Sedekah laut ini dilakukan setahun sekali pada bulan suro, dan merupakan kalender tahunan masyarakat desa Gembolsewu. Tradisi nyadran laut tawang biasa digelar pada hari jum’at kliwon di bulan suro. Namun riuh pesta laut tawang sudah terlihat sejak H-7 atau seminggu sebelum pelarungan, karena disana diadakan lomba-lomba, seperti lomba balapan perahu, lomba menghias perahu lomba sepak bola, voli, dll. H-3 diselenggarakan Istigoshah di Tempat Pelelangan Ikan (TPI) tawang memohon doa pada Allah SWT agar tradisi nyadran berjalan lancar. H-1 diadakan karnaval, arak-arakan sapi yang akan dilarung esok harinya. Jadi, sebelum sapi tersebut disembelih, warga mengaraknya keliling kampung, dari lapangan desa Gembolsewu hingga berakhir di muara Sigentong. Malamnya, sekitar jam 01.00 dini hari, sapi disembelih kemudian dimasak, kecuali kepala, kaki dan ekor. Pada hari-H prosesi ritual mulai tampak saat ular-ularan perahu di muara pantai Sigentong. Di tempat itu, sesaji dan puluhan ambengan atau nasi tumpeng, lengkap dengan lalapan, serta lauk pauk yang dibawa warga maupun pemilik perahu, diturunkan. Dengan dipimpin seorang pemuka agama, warga melakukan doa bersama. Kemudian ambengan dimakan bersama-sama.
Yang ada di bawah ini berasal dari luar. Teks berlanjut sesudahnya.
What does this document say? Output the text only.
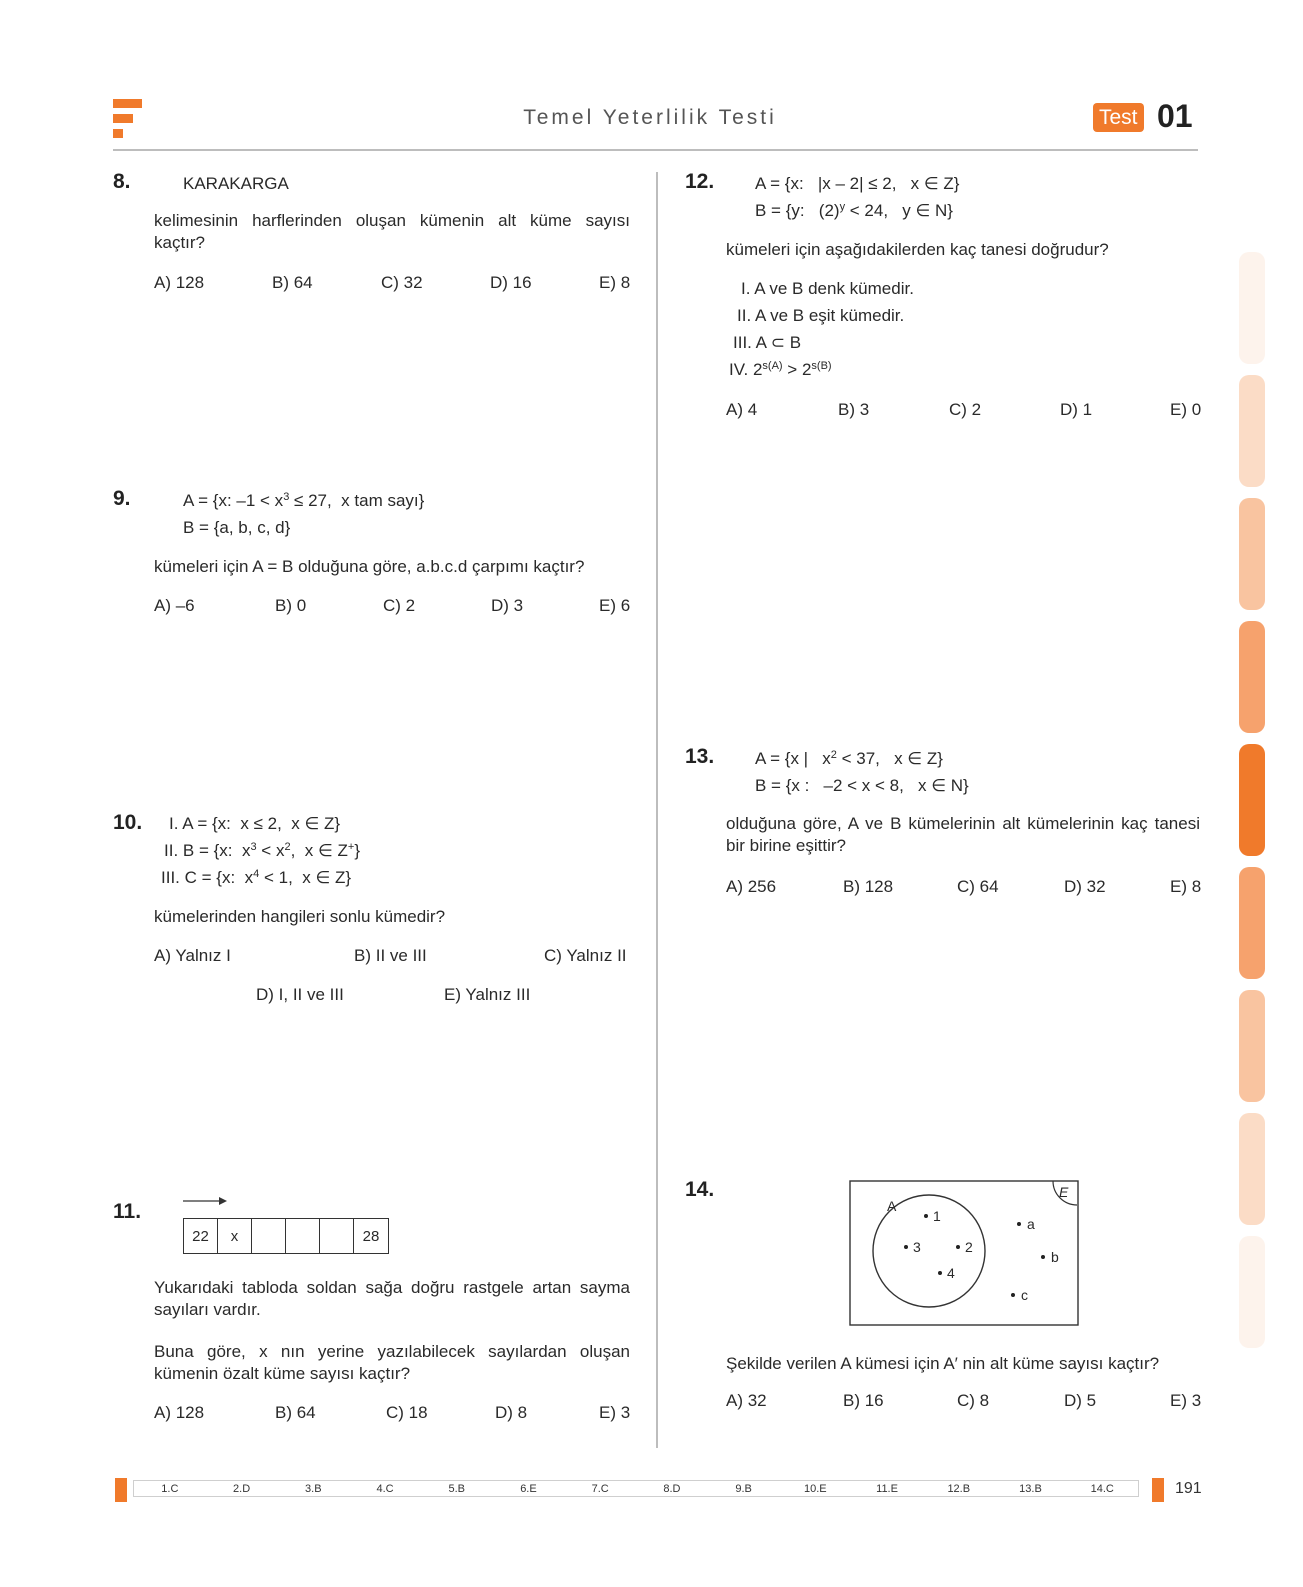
Temel Yeterlilik Testi	Test 01
8.	KARAKARGA
kelimesinin harflerinden oluşan kümenin alt küme sayısı kaçtır?
A) 128	B) 64	C) 32	D) 16	E) 8
9.	A = {x: $-1 < x^3 \le 27$,  x tam sayı}
B = {a, b, c, d}
kümeleri için A = B olduğuna göre, a.b.c.d çarpımı kaçtır?
A) –6	B) 0	C) 2	D) 3	E) 6
10. I. A = {x:  x ≤ 2,  x ∈ Z}
II. B = {x:  $x^3 < x^2$,  x ∈ Z+}
III. C = {x:  $x^4 < 1$,  x ∈ Z}
kümelerinden hangileri sonlu kümedir?
A) Yalnız I	B) II ve III	C) Yalnız II
D) I, II ve III	E) Yalnız III
11.
22	x	28
Yukarıdaki tabloda soldan sağa doğru rastgele artan sayma sayıları vardır.
Buna göre, x nın yerine yazılabilecek sayılardan oluşan kümenin özalt küme sayısı kaçtır?
A) 128	B) 64	C) 18	D) 8	E) 3
12. A = {x:   |x – 2| ≤ 2,   x ∈ Z}
B = {y:   $(2)^y < 24$,   y ∈ N}
kümeleri için aşağıdakilerden kaç tanesi doğrudur?
I. A ve B denk kümedir.
II. A ve B eşit kümedir.
III. A ⊂ B
IV. $2^{s(A)} > 2^{s(B)}$
A) 4	B) 3	C) 2	D) 1	E) 0
13. A = {x |   $x^2 < 37$,   x ∈ Z}
B = {x :   –2 < x < 8,   x ∈ N}
olduğuna göre, A ve B kümelerinin alt kümelerinin kaç tanesi bir birine eşittir?
A) 256	B) 128	C) 64	D) 32	E) 8
14.	E
A
1
3	2
4
a
b
c
Şekilde verilen A kümesi için A′ nin alt küme sayısı kaçtır?
A) 32	B) 16	C) 8	D) 5	E) 3
1.C	2.D	3.B	4.C	5.B	6.E	7.C	8.D	9.B	10.E	11.E	12.B	13.B	14.C	191
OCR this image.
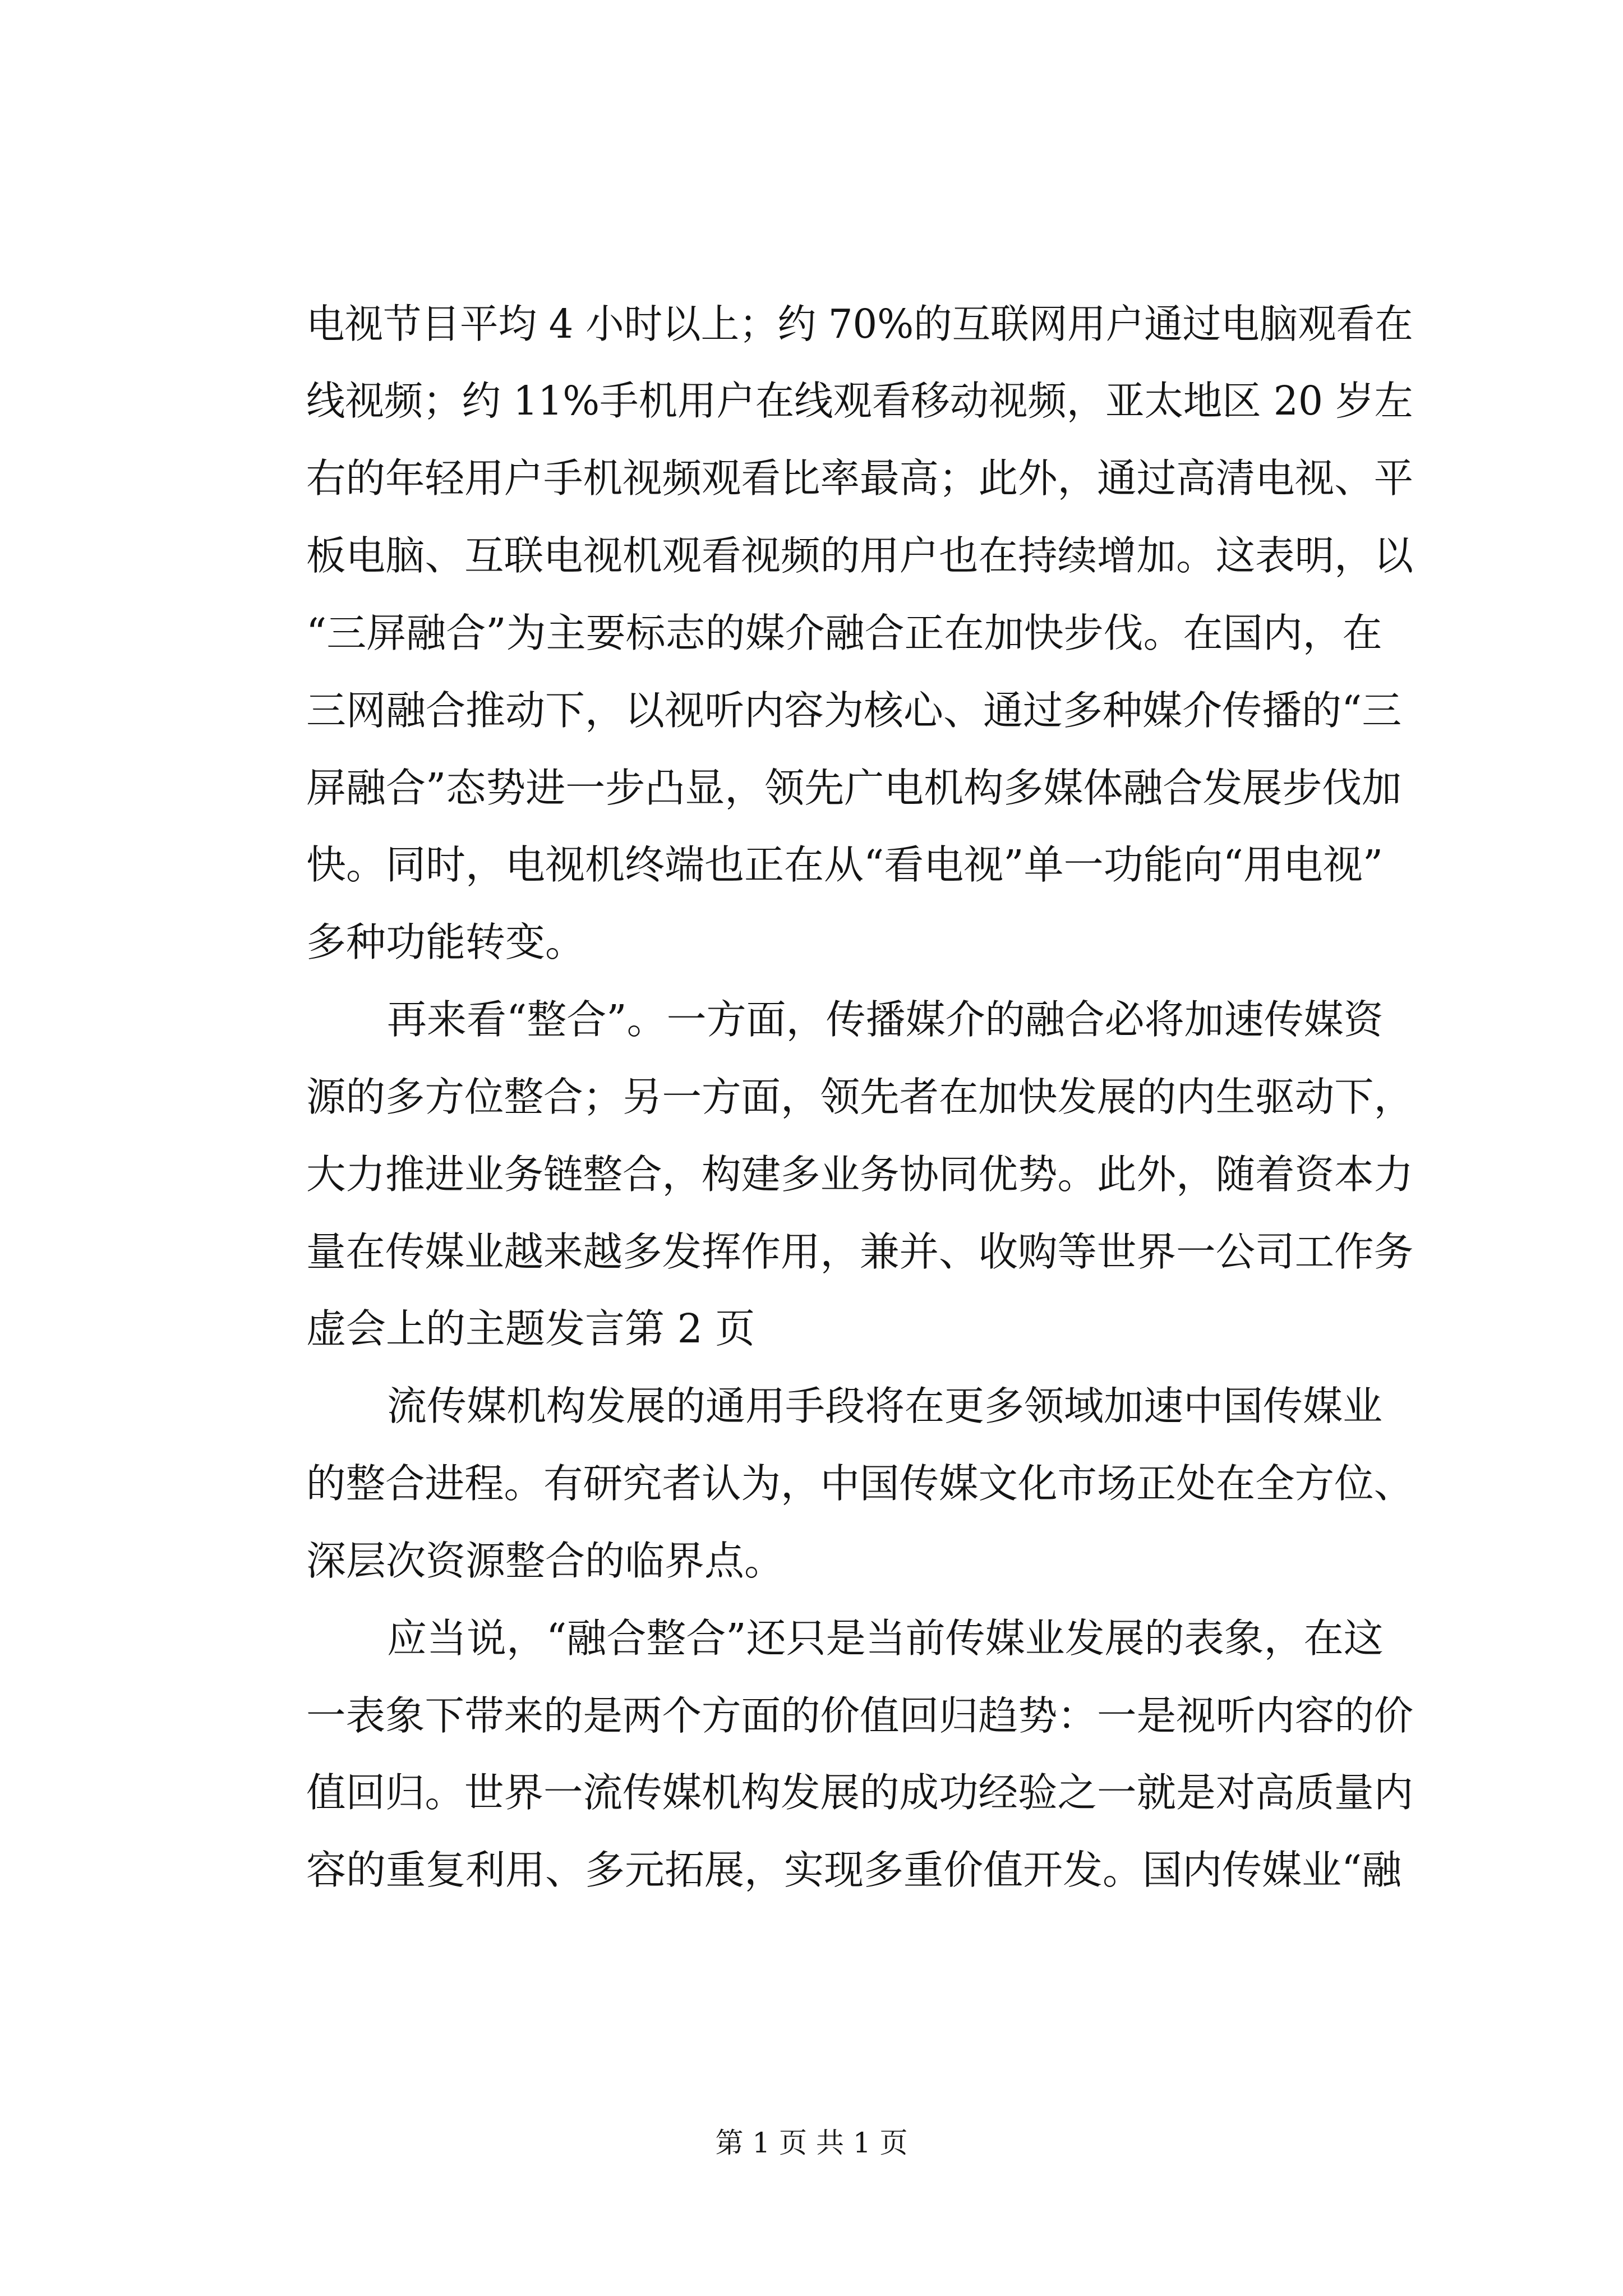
电视节目平均 4 小时以上；约 70%的互联网用户通过电脑观看在

线视频；约 11%手机用户在线观看移动视频，亚太地区 20 岁左

右的年轻用户手机视频观看比率最高；此外，通过高清电视、平

板电脑、互联电视机观看视频的用户也在持续增加。这表明，以

“三屏融合”为主要标志的媒介融合正在加快步伐。在国内，在

三网融合推动下，以视听内容为核心、通过多种媒介传播的“三

屏融合”态势进一步凸显，领先广电机构多媒体融合发展步伐加

快。同时，电视机终端也正在从“看电视”单一功能向“用电视”

多种功能转变。

再来看“整合”。一方面，传播媒介的融合必将加速传媒资

源的多方位整合；另一方面，领先者在加快发展的内生驱动下，

大力推进业务链整合，构建多业务协同优势。此外，随着资本力

量在传媒业越来越多发挥作用，兼并、收购等世界一公司工作务

虚会上的主题发言第 2 页

流传媒机构发展的通用手段将在更多领域加速中国传媒业

的整合进程。有研究者认为，中国传媒文化市场正处在全方位、

深层次资源整合的临界点。

应当说，“融合整合”还只是当前传媒业发展的表象，在这

一表象下带来的是两个方面的价值回归趋势：一是视听内容的价

值回归。世界一流传媒机构发展的成功经验之一就是对高质量内

容的重复利用、多元拓展，实现多重价值开发。国内传媒业“融

第 1 页 共 1 页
Setelah prosesi doa bersama berakhir, panitia pesta laut tawang membagikan daging sapi ke seluruh perahu, per perahu mendapat satu bungkus. Setelah pembagian daging, dari muara pantai Sigentong ubarampe sesaji yang berupa kepala, kaki, dan ekor sapi serta aneka jajan pasar diletakkan di dalam perahu kertas sebuah perahu cotok berhiaskan bendera warna-warni. Iring-iringan puluhan perahu nelayan yang sarat penumpang, membentu ular-ularan saat perahu pengangkut sesaji diberangkatkan. Yang terlibat dalam prosesi nyadran laut tawang tersebut adalah Bupati/wakil, Kepala desa, Camat, dan Panitia pesta laut. Jumlah perahu nelayan semakin bertambah saat larung sesaji ke laut lepas diberangkatkan dari muara. Perahu-perahu itu seolah berlomba mengitari perahu kertas isi sesaji yang dilarung ke laut lepas. Sejumlah nelayan mengambil air laut, dan diguyurkan ke perahu masing-masing. Prosesi ini bagi para nelayan dianggap sebagai ngalap berkah.

D.    Pesan “Simbolik” dari Tradisi Nyadran
Pesan simbolik yang terkandung dalam tradisi nyadran laut tawang adalah sebagai manusia kita harus senantiasa bersyukur pada maha agung, Allah SWT. Selain itu, pesan lain yang terkandung dalam tradisi nyadran laut tawang adalah kita harus menghormati mahluk laut, serta menjaga dan melestarikannya, karena laut adalah salah satu sumber kehidupan desa Gembolsewu.















BAB IV
PENUTUP

I.            Kesimpulan
Tradisi nyadran adalah tradisi turun-temurun yang berlangsung sampai sekarang. Dulunya tradisi ini bersifat syirik karena kepercayaan masyarakat pada waktu itu adalah  kepala, kaki, dan ekor sapi yang dilarung sebagai tumbal laut. Namun, dewasa ini masyarakat telah sadar dan tradisi nyadran pun bergeser menjadi bentuk ucapan syukur pada Allah SWT dan untuk menghormati laut yang selama ini menjadi sumber penghidupan masyarakat.

II.            Saran
Tradisi-tradisi dalam masyarakat seperti nyadran ini sebaiknya harus dilestarikan. Selain itu, semoga tradisi ini makin menyadarkan kita untuk mencintai laut sebagaimana mestinya.















DAFTAR PUSTAKA

Kuntarto, Niknik M. 2010. Cermat dalam Berbahasa Teliti dalam Berfikir. Jakarta: Mitra
Wacana Media
Thohir, Mudjahirin. 2009. Metodologi Penelitian Folklor. Semarang: Badan Penerbit Universitas
Diponegoro
Suara Merdeka. 2003. “Sehari sebelumnya menelan korban, Tradisi Laut Tawang Meriah”.